“The snowflake never needs to feel responsible for the Avalanche…” Jon Ronson
I believe that I am evolving a stark hate for all things technological or in particular ‘social media’. My final days on Twitter (or as a blogger) may be upon me… Time to live in the mountains, run and live off of berries away from social-tedia.
Most comedy show laughter tracks were made in the 1950’s and therefore much of the classic comedy we find iconic and culturally important is in fact driven by the laughter of the dead. The past haunts the future but at least it makes us happy.
I was recently swimming in the pitch black of a sea cave off the Cornish coast. My only navigation was the guides voice and as my cold hands blindly grasped the rocks and I pulled myself through the suffocating darkness the thought of drowning was very strong. I paid for this experience. I had a life jacket on and though the swim to the cave had been long and I was scared, I had never felt as alive or free as I did in this moment. I was so far out of my comfort zone that I started to feel and see my own progress in life. My ability to overcome fear, to believe and trust friends and strangers. Fear and freedom seem to be liberating things for me.
Whereas, fear and shame… Now that’s a different story. That’s about being shackled to something altogether different. Not too long ago I felt I was in that Cornish cave again and this time there was NO helping voice, no way out.
My guts do a tumble dry… It’s Friday night, it’s Facebook shame a school hour (8PM – half a bottle of wine down). I know I need to turn away. I have worked with social services (I have kept a family together), I have given some family marital advice, sorted supervision, been advised on cancer medication and taken a hit to the face to keep a child in education… The children seem to really like me. I am riding high.
But, there are flaws, there are cracks…
Why do I feel so publicly hated? Is it the fear of constant survalience, that I must watch my step (hello secret teacher and anonymous tweeters)?
Why did I read that Social Media post?
Is it my stance? Attitude? Blog? Is my face a substitute punchbag? Am I a little too arrogant?
“Burn the blasphemer!”
Facebook is amazing. Paul Allen! (yeah Paul if you EVER read this!) The boy I went to school with and utterly connected with; who left me to move back to his homeland (Australia) at 16 was found via Facebook a few years ago. He is far cooler than me and every day his coolness is a testament to my uncoolness… But Facebook makes this OK. In fact it makes it amazing. I rejoice in his success. It makes my life a little more special.
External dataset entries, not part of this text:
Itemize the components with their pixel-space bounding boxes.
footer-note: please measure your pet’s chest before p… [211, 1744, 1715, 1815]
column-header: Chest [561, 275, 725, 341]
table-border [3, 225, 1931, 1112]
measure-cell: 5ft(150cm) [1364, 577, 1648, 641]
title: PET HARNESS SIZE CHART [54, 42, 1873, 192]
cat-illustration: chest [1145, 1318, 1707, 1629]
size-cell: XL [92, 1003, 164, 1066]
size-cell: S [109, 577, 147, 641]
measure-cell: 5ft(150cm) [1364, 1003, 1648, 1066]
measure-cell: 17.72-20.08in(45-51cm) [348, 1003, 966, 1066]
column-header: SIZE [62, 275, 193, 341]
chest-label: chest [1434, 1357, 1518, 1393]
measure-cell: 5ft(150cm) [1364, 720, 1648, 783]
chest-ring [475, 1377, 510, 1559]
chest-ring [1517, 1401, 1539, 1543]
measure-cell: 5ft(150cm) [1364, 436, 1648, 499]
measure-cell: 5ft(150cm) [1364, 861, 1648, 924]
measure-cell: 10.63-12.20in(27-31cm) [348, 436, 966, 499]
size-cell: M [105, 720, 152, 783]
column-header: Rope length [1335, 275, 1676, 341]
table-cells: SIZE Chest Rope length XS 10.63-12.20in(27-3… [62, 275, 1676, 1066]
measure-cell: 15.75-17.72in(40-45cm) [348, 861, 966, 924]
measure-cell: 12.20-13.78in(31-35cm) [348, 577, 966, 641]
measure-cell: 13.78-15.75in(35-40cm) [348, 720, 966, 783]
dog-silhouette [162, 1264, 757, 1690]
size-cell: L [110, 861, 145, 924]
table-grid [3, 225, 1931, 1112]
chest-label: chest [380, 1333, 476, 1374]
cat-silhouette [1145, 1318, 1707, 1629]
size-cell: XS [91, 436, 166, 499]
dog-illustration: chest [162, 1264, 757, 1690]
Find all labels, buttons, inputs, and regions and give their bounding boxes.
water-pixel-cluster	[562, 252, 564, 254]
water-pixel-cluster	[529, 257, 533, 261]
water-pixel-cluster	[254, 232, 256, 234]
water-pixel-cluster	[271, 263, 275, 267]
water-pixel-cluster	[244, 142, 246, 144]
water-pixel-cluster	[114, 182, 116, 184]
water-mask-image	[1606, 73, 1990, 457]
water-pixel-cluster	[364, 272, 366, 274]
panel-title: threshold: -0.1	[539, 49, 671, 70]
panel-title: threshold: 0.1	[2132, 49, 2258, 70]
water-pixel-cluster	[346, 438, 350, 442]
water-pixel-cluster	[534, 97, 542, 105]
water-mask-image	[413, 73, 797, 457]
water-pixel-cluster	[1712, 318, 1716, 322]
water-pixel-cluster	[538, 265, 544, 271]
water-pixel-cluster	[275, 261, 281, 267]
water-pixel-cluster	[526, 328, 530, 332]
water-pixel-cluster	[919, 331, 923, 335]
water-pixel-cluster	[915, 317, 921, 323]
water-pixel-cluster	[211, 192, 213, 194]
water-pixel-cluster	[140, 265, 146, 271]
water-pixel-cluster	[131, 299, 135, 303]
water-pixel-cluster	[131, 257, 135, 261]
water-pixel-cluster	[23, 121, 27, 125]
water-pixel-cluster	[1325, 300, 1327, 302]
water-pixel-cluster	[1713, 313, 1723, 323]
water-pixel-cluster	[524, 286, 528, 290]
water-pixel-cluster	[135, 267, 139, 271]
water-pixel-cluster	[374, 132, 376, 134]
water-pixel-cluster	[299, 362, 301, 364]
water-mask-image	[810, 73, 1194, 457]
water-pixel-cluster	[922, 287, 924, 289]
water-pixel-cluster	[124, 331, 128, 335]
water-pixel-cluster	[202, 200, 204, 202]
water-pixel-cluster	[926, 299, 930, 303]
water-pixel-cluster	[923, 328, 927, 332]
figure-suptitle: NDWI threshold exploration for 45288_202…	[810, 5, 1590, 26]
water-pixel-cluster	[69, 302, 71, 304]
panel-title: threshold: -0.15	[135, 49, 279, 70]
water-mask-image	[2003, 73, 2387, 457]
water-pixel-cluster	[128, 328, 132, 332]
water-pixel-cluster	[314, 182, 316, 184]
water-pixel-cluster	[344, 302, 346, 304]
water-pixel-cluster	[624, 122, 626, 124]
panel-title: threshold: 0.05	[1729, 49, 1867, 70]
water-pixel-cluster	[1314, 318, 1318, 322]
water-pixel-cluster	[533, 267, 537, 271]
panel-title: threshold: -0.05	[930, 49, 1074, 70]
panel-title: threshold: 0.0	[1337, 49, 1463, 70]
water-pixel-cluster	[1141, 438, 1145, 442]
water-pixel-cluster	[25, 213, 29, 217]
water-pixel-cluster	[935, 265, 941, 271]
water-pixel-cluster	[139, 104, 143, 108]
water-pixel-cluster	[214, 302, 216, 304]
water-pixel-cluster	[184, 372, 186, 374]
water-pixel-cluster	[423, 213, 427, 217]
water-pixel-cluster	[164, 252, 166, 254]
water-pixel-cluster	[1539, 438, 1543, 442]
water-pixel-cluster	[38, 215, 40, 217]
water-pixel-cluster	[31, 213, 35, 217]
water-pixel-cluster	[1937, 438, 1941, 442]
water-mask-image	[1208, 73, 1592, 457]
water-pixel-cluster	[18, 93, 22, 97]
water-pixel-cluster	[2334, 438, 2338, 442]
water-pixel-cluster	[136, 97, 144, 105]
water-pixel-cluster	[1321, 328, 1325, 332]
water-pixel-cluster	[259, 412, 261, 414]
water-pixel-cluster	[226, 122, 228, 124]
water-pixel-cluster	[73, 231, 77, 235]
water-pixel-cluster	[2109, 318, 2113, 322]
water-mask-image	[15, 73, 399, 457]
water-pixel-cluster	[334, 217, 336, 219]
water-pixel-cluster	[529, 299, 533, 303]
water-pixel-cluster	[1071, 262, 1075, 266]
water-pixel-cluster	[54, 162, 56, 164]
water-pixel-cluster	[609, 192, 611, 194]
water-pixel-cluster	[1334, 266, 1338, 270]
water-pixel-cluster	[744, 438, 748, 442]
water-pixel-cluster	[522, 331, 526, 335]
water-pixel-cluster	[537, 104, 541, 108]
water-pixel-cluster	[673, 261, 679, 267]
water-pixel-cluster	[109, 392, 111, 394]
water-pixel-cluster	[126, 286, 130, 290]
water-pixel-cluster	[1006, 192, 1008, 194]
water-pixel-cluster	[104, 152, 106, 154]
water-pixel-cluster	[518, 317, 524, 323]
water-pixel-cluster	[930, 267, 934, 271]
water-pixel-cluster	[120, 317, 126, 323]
On the flip side; social media HITS hard. Almost weekly now so many are judged in the spotlight – this is too unsafe, that is theoretically unsound; his tie is far too lose or, “Has he shaved!?!”and “What’s she saying?” Facebook is the digital stocks for the village idiot who thinks they are a little more. Those rotten tomatoes stick and the acid buns as it runs down your cheek. But, hey that’s OK… They asked for it! Vengeance feels SO good!
There is such a dark-side to social media. It is the conduit for something far worse. Hate and anger are one thing but shaming is its most potent and venomous force. We seem to love a good shaming, a pedestal dethroning of epic proportions. As the brilliant Ron Ronson put it:
“A life had been ruined. What was it for: just some social media drama? I think our natural disposition as humans is to plod along until we get old and stop. But with social media, we’ve created a stage for constant artificial high drama. Every day a new person emerges as a magnificent hero or a sickening villain. It’s all very sweeping, and not the way we actually are as people.”
As we… are as people…
1987 – My Secondary School:
“Thank you Sir for throwing that wooden chalk board rubber at my face… Ouch? I really deserved that”
We live and lived a violent track.
If only I had social media then to save me from the injustice. An injustice that was done on purpose and I believe with the real intention to hurt, control and dis-empower. Some things should be bought out in to the open. Justice should be done. There are systems.
Schools (as do most organisations) have complaints procedures. These are rigorous and well documented.
In the decades to come the footprints of social media will still be with us but unlike canned laughter it will be the anger and bile of ghosts we will look back at. The self-righteous rants (Including ones like this maybe) and the celebrity status of Trolls. I am sure that we will look back at this period of human interaction with our head in our hands. Asking a simple question… “What did it bring to our evolution?” I feel that much will be viewed as a time in which technology widened the gap between human interaction whilst promising the bring us together.